Pekín. Las autoridades sanitarias de China no dieron indicios este martes de que Pekín pueda poner fin a las restricciones sobre las importaciones del aceite de soja argentino, después de un encuentro con una delegación comercial del país sudamericano.

Los funcionarios habían discutido el lunes sobre una disputa comercial que involucra a un conjunto de productos agrícolas.

El gigante asiático es el mayor comprador mundial de aceite de soja y en abril suspendió sus importaciones desde Argentina, el principal proveedor global, argumentando que muchos embarques del país sudamericano no cumplían con el estándar de calidad de China.

En un comunicado poco preciso, la oficina de cuarentena de China dijo que el nuevo comité de seguridad alimentaria del país había adoptado una serie de medidas para controlar la seguridad de los alimentos y que la oficina estaba dispuesta a comunicarse y cooperar con Argentina por la cuestión.

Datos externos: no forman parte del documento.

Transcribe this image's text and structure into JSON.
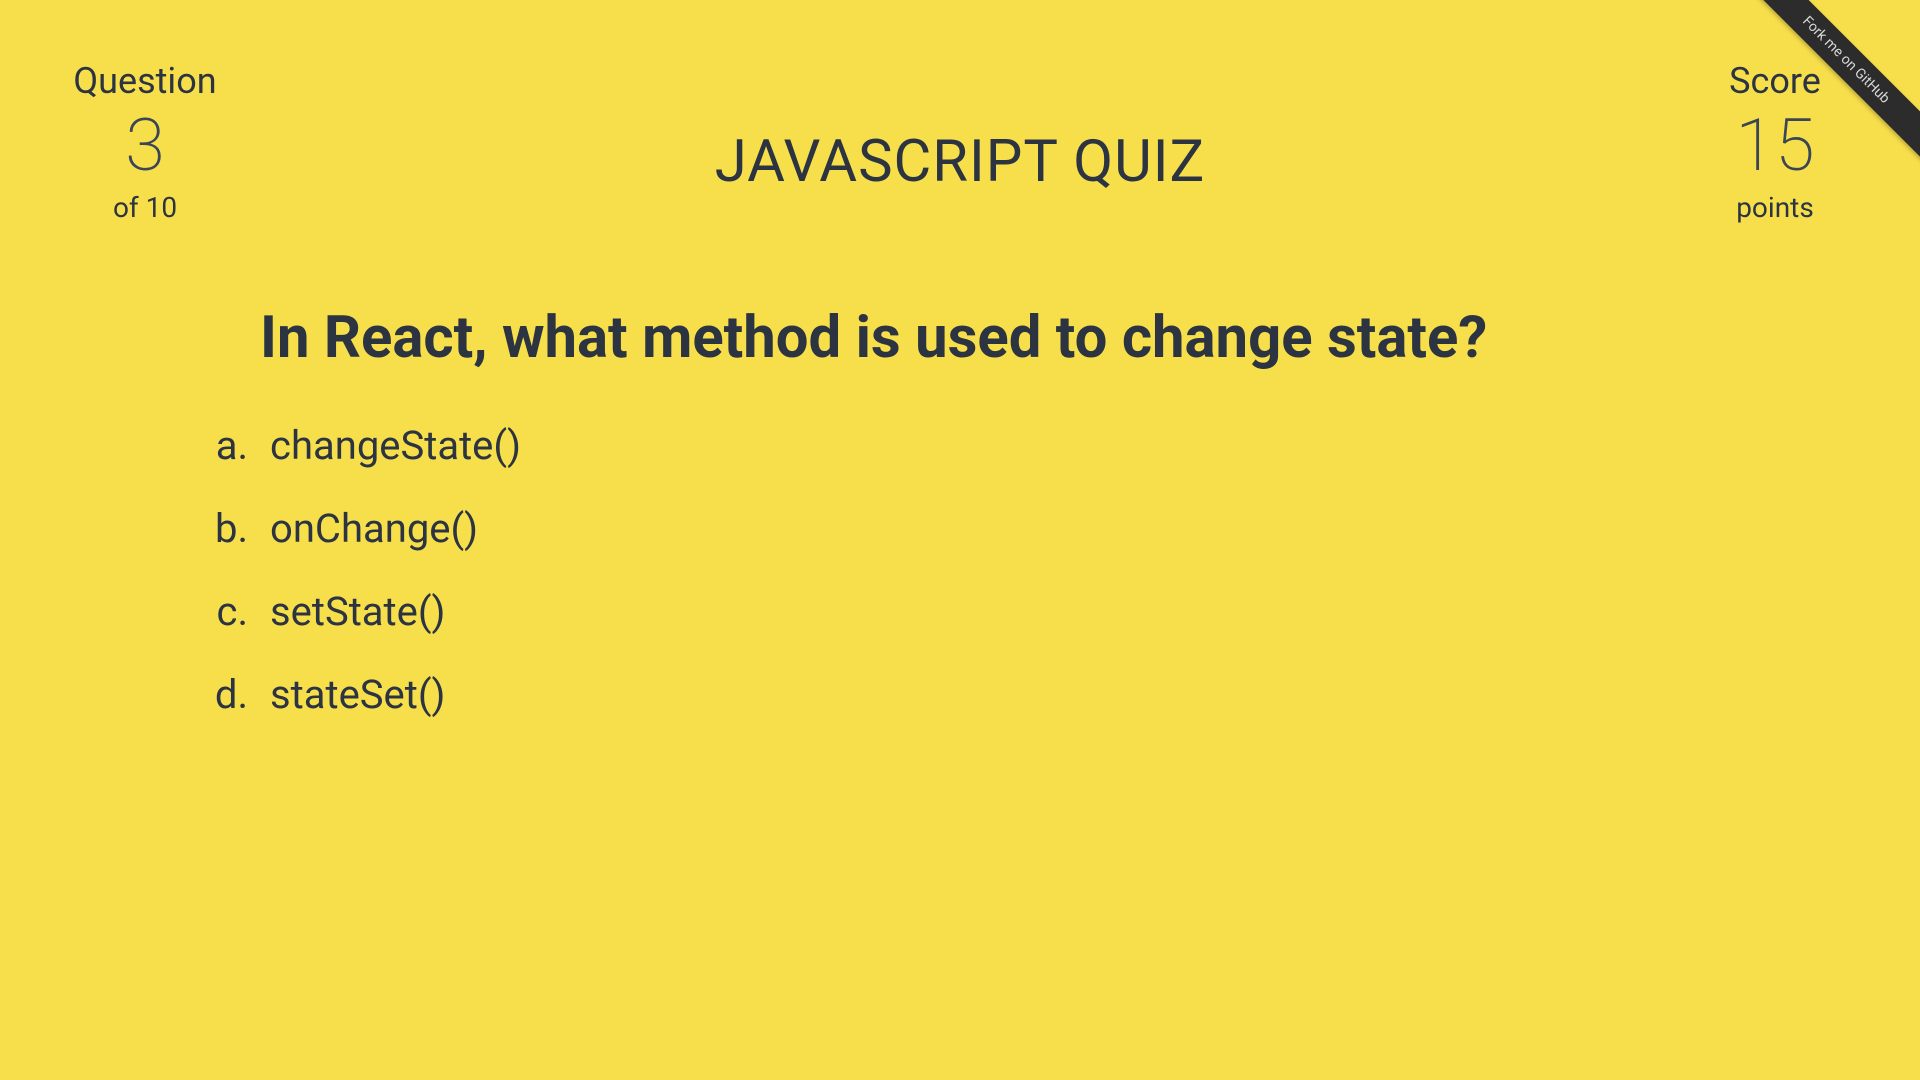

La declaración, publicada en su sitio web (www.aqsiq.gov.cn), no mencionaba al aceite de soja, aunque decía que la oficina adoptaría una postura activa y positiva ante Argentina, el mayor exportador mundial de aceite de soja.

Expectativa argentina. "La reunión (con las autoridades chinas) fue buena y ambas partes manifestamos nuestra buena voluntad en mantener un diálogo serio para resolver el problema", dijo el secretario de Relaciones Económicas Internacionales de Argentina, Alfredo Chiaradía, en un comunicado difundido en Buenos Aires.

Según la declaración, que afirma que este miércoles se realizará un encuentro de carácter técnico entre representantes de ambos países, el funcionario anticipó que las negociaciones se prolongarán durante las próximas semanas.

Fuentes comerciales dijeron a Reuters el mes pasado que Pekín se estaba endureciendo con respecto a las importaciones de Argentina, alentando a los compradores a cancelar o desviar todos los cargamentos previamente reservados.

La oficina china ha impuesto estrictas normas sobre las importaciones desde Argentina como parte de una discusión comercial más amplia, que amenaza a unas importaciones anuales del aceite comestible valoradas en US$1.400 millones el año pasado.

Un funcionario comercial chino dijo que la única opción que tenía Pekín era considerar represalias contra Argentina por sus medidas proteccionistas contra una serie de productos chinos.

El comercio bilateral entre los dos países en 2009 cayó 46% a US$7.790 millones, de acuerdo con las cifras del Ministerio de Comercio de China.